Internationally, the critical period of the late 1960s and early 1970s was marked by a widespread pursuit of new approaches to old conflicts. The two superpowers USA and Soviet Union sought to bring relief to decades of escalating tension through détente – an array of negotiations and treaties recognising each other’s ‘interests’. Initiatives such as the Strategic Arms Limitation Treaty (SALT), the Mutual and Balanced Force Reductions talks (MBFR) and the Conference on Security and Cooperation in Europe (CSCE) raised hopes for a more peaceful future. In turn, the collapse of the Bretton Woods monetary system in 1971 and the oil price shock of 1973 ushered the end of almost thirtyyears of Western European economic prosperity. Simultaneously, the rise of mass media facilitated an outburst of protest movements against local and global manifestations of capitalism, imperialism and colonialism.

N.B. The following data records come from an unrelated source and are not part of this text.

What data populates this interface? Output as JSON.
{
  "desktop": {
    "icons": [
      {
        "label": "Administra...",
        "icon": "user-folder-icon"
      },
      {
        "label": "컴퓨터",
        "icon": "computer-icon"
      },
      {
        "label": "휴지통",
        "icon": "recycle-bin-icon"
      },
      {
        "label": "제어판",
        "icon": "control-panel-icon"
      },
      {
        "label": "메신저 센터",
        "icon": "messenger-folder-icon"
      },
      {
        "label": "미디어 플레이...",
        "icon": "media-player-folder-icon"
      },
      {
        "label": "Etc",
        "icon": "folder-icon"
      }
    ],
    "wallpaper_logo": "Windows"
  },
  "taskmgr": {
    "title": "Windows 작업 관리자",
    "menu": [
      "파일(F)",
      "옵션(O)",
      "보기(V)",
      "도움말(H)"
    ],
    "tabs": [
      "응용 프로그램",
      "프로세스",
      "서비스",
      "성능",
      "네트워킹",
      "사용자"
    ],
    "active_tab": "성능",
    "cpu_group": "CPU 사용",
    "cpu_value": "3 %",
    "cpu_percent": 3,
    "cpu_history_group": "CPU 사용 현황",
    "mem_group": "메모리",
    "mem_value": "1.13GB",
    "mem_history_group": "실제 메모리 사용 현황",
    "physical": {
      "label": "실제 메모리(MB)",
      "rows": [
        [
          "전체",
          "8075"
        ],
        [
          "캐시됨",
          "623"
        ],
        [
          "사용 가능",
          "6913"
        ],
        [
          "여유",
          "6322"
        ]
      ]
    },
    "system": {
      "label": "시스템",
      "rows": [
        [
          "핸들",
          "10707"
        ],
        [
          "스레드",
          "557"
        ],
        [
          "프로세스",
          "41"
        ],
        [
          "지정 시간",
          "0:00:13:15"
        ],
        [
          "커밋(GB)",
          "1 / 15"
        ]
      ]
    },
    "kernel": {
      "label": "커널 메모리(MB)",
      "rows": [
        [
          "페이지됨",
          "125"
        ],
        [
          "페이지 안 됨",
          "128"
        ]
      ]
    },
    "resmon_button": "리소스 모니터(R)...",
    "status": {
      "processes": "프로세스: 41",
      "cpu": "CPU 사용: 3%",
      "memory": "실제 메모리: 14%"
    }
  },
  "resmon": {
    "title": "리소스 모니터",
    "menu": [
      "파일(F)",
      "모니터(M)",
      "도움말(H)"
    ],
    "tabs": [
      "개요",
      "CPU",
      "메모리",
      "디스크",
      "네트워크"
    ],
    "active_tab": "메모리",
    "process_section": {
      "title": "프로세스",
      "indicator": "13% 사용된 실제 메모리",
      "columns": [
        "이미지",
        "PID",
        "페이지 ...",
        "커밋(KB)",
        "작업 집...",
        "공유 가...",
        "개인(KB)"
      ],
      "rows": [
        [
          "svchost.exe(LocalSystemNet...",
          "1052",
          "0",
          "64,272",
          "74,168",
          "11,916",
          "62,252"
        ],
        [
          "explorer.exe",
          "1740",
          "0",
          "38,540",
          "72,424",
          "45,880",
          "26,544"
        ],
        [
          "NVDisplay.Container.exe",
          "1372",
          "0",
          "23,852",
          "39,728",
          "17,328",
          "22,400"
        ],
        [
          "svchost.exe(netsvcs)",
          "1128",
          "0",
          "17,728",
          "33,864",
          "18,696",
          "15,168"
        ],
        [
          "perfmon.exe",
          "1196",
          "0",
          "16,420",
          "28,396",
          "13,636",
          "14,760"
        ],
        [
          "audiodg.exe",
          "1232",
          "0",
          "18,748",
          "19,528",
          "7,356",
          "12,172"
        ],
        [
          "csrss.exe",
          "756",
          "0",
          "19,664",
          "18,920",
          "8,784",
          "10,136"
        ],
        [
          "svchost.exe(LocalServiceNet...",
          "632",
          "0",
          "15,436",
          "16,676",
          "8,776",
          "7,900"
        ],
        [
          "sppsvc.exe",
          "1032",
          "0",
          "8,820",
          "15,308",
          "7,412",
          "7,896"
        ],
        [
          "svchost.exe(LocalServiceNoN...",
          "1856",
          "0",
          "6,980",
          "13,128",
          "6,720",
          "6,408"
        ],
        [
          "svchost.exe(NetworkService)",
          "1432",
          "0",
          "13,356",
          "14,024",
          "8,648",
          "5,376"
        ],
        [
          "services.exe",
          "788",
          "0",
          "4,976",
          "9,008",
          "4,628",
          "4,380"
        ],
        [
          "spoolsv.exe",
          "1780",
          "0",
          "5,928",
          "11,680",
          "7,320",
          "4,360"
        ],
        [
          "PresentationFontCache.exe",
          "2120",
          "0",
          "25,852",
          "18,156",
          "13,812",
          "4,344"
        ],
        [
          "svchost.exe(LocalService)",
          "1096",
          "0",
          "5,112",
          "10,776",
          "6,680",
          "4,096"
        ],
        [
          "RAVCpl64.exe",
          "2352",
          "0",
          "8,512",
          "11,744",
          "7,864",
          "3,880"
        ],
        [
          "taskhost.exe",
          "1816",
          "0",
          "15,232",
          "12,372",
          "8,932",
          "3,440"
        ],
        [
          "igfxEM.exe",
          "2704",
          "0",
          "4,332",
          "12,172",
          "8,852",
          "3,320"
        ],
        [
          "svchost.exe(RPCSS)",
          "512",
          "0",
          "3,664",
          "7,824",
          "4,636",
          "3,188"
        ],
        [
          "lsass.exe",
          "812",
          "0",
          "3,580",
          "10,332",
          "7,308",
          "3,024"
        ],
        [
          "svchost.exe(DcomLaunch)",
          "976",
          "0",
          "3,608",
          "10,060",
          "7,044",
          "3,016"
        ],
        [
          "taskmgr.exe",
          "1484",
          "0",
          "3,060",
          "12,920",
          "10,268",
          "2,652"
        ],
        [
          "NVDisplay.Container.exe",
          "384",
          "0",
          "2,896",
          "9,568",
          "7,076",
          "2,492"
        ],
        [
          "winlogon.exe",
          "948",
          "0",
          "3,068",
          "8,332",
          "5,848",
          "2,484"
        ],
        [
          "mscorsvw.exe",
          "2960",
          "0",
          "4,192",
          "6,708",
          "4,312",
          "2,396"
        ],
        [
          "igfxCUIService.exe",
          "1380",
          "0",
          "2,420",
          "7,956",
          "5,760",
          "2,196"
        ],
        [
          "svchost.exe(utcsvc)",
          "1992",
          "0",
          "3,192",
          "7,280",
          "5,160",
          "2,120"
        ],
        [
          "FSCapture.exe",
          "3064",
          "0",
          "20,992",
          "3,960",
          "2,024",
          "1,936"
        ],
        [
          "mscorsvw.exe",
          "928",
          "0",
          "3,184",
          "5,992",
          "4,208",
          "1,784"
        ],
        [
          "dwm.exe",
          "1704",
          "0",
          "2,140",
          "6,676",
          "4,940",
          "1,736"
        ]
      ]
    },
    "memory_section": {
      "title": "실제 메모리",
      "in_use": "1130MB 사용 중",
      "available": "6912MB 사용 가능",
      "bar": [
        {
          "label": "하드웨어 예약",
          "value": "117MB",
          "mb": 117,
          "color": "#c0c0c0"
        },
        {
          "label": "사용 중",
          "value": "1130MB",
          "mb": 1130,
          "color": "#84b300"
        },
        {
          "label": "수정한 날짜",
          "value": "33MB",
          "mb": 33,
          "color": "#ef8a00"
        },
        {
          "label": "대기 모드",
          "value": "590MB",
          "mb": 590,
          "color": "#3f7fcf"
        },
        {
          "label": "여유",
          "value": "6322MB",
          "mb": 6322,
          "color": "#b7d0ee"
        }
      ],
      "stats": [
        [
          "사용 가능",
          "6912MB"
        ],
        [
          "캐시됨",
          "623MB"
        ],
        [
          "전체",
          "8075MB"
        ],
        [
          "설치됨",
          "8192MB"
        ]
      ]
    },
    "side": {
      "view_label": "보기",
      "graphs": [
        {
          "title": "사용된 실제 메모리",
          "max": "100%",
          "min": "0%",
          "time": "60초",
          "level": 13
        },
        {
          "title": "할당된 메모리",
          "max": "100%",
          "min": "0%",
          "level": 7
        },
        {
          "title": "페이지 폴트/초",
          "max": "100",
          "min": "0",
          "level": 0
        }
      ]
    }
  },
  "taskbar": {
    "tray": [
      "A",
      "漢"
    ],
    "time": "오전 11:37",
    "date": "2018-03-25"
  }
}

The aim of this workshop is to examine whether and to what extent the three southern European right-wing dictatorships were exposed to these strong international currents, including political, economic and cultural effects emanating from powerful actors, most notably within the Western sphere of influence. The workshop will also look beyond traditional governmental agents into the resistance movements and social protest in order to broaden our understanding of the dynamics of this period. The discussion will thus address the existing scholarly dearth by exploring the linkages between international factors and domestic developments, taking advantage of the increasing availability of archival sources from within and outside the region.